Using MDL for Grammar Induction

• Published in: Grammatical Inference: Algorithms and Applications pp. 293 - 306
• Main Authors: Adriaans, Pieter, Jacobs, Ceriel
• Format: Book Chapter
• Language: English
• Published: Berlin, Heidelberg Springer Berlin Heidelberg 2006
• Series: Lecture Notes in Computer Science
• Subjects: Binary String; Kolmogorov Complexity; Minimum Description Length Principle; Regular Language; Short Code
• ISBN: 3540452648; 9783540452645
• ISSN: 0302-9743; 1611-3349
• DOI: 10.1007/11872436_24

In this paper we study the application of the Minimum Description Length principle (or two-part-code optimization) to grammar induction in the light of recent developments in Kolmogorov complexity theory. We focus on issues that are important for construction of effective compression algorithms. We define an independent measure for the quality of a theory given a data set: the randomness deficiency. This is a measure of how typical the data set is for the theory. It can not be computed, but it can in many relevant cases be approximated. An optimal theory has minimal randomness deficiency.

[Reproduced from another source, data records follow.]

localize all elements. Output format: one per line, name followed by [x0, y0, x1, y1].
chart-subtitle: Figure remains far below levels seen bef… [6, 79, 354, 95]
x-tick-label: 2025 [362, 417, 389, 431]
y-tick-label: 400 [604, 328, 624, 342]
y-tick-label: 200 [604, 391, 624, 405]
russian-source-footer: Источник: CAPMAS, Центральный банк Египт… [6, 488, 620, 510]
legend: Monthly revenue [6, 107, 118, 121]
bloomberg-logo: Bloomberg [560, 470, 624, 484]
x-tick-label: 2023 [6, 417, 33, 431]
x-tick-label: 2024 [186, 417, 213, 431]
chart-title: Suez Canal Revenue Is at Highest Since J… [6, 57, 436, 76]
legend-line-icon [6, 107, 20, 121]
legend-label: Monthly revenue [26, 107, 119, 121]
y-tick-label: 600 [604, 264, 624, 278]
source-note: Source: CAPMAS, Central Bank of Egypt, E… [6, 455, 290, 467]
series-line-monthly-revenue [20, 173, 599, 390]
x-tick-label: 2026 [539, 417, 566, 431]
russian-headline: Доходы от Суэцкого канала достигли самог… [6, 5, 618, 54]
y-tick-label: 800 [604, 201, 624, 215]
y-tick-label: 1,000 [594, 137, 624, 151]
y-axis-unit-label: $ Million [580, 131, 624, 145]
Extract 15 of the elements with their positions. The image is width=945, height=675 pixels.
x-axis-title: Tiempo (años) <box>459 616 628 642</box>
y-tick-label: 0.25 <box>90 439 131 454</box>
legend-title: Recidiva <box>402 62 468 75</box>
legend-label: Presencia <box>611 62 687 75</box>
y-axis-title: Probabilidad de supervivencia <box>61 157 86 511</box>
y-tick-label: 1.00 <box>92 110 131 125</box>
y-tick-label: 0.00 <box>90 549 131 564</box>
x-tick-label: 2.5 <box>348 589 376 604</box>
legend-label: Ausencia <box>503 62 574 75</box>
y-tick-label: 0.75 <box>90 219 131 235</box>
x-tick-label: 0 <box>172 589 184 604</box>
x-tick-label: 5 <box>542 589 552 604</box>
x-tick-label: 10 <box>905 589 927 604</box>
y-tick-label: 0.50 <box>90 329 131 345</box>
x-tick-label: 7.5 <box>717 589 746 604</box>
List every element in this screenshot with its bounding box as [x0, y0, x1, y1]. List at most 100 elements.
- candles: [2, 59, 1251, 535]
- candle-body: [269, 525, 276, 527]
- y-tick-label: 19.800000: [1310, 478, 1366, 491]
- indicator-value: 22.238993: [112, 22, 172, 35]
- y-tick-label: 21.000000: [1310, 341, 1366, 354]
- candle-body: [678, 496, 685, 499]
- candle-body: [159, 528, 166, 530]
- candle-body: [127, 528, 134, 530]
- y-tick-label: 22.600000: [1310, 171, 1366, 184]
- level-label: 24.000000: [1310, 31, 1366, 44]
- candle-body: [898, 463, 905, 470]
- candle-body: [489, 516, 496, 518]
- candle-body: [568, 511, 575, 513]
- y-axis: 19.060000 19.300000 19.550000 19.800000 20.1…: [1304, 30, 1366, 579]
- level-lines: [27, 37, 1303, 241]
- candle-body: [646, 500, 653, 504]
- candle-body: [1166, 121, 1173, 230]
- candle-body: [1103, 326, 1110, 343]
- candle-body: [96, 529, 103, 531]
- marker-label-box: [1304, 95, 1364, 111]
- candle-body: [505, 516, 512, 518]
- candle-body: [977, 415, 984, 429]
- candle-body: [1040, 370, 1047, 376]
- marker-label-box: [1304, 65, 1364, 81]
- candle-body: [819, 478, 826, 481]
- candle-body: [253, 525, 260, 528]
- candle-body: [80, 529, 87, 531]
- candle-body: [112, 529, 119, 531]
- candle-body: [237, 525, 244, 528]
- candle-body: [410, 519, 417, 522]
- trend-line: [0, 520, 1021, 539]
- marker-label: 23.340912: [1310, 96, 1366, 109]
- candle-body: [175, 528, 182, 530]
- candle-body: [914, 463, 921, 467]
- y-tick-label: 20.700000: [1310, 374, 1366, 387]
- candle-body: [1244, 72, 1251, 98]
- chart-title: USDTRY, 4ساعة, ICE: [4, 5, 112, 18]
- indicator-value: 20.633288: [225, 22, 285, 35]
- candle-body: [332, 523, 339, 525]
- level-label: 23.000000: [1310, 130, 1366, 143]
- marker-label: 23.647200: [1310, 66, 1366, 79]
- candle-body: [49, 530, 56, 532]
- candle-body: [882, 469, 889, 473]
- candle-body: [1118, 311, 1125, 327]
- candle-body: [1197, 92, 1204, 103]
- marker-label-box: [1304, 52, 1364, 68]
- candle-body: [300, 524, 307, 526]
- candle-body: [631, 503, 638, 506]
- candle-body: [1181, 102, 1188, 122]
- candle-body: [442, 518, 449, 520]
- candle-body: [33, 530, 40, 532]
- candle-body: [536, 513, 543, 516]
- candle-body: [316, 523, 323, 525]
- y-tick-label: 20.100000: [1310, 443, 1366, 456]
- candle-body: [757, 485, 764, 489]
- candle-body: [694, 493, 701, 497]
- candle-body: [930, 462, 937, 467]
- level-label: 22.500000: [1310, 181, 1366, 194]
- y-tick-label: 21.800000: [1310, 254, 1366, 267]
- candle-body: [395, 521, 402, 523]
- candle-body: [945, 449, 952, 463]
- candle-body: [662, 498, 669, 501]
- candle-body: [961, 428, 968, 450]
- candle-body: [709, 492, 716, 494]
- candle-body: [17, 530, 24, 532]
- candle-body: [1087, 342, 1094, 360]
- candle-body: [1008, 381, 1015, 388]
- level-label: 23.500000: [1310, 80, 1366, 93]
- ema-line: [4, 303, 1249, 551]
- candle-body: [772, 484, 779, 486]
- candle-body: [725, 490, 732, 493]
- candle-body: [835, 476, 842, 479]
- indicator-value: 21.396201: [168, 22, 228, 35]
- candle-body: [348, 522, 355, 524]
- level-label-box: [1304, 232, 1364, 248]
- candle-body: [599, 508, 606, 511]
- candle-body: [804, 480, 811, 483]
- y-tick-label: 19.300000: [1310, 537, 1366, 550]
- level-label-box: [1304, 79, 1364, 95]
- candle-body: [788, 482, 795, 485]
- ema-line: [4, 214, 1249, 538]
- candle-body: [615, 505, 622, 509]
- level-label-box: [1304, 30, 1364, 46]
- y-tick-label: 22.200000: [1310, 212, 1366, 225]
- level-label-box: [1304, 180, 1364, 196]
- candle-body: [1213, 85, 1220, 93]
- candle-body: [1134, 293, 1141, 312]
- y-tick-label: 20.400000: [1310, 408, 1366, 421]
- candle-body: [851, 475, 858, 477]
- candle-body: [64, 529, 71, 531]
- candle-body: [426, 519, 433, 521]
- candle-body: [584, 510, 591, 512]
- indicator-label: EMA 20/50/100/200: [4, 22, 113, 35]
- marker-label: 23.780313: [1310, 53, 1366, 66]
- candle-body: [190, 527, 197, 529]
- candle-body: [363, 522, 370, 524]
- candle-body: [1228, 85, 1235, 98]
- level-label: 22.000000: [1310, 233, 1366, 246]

Using results from [4] and [2] we show that: – Shorter code not necessarily leads to better theories. We prove that, in DFA induction, already as a result of a single deterministic merge of two nodes, divergence of randomness deficiency and MDL code can occur. – Contrary to what is suggested by the results of [6] there is no fundamental difference between positive and negative data from an MDL perspective. – MDL is extremely sensitive to the correct calculation of code length: model code and data-to-model code. These results show why the applications of MDL to grammar induction so far have been disappointing. We show how the theoretical results can be deployed to create an effective algorithm for DFA induction. However, we believe that, since MDL is a global optimization criterion, MDL based solutions will in many cases be less effective in problem domains where local optimization criteria can be easily calculated. The algorithms were tested on the Abbadingo problems ([10]). The code was in Java, using the Satin ([17]) divide-and-conquer system that runs on top of the Ibis ([18]) Grid programming environment.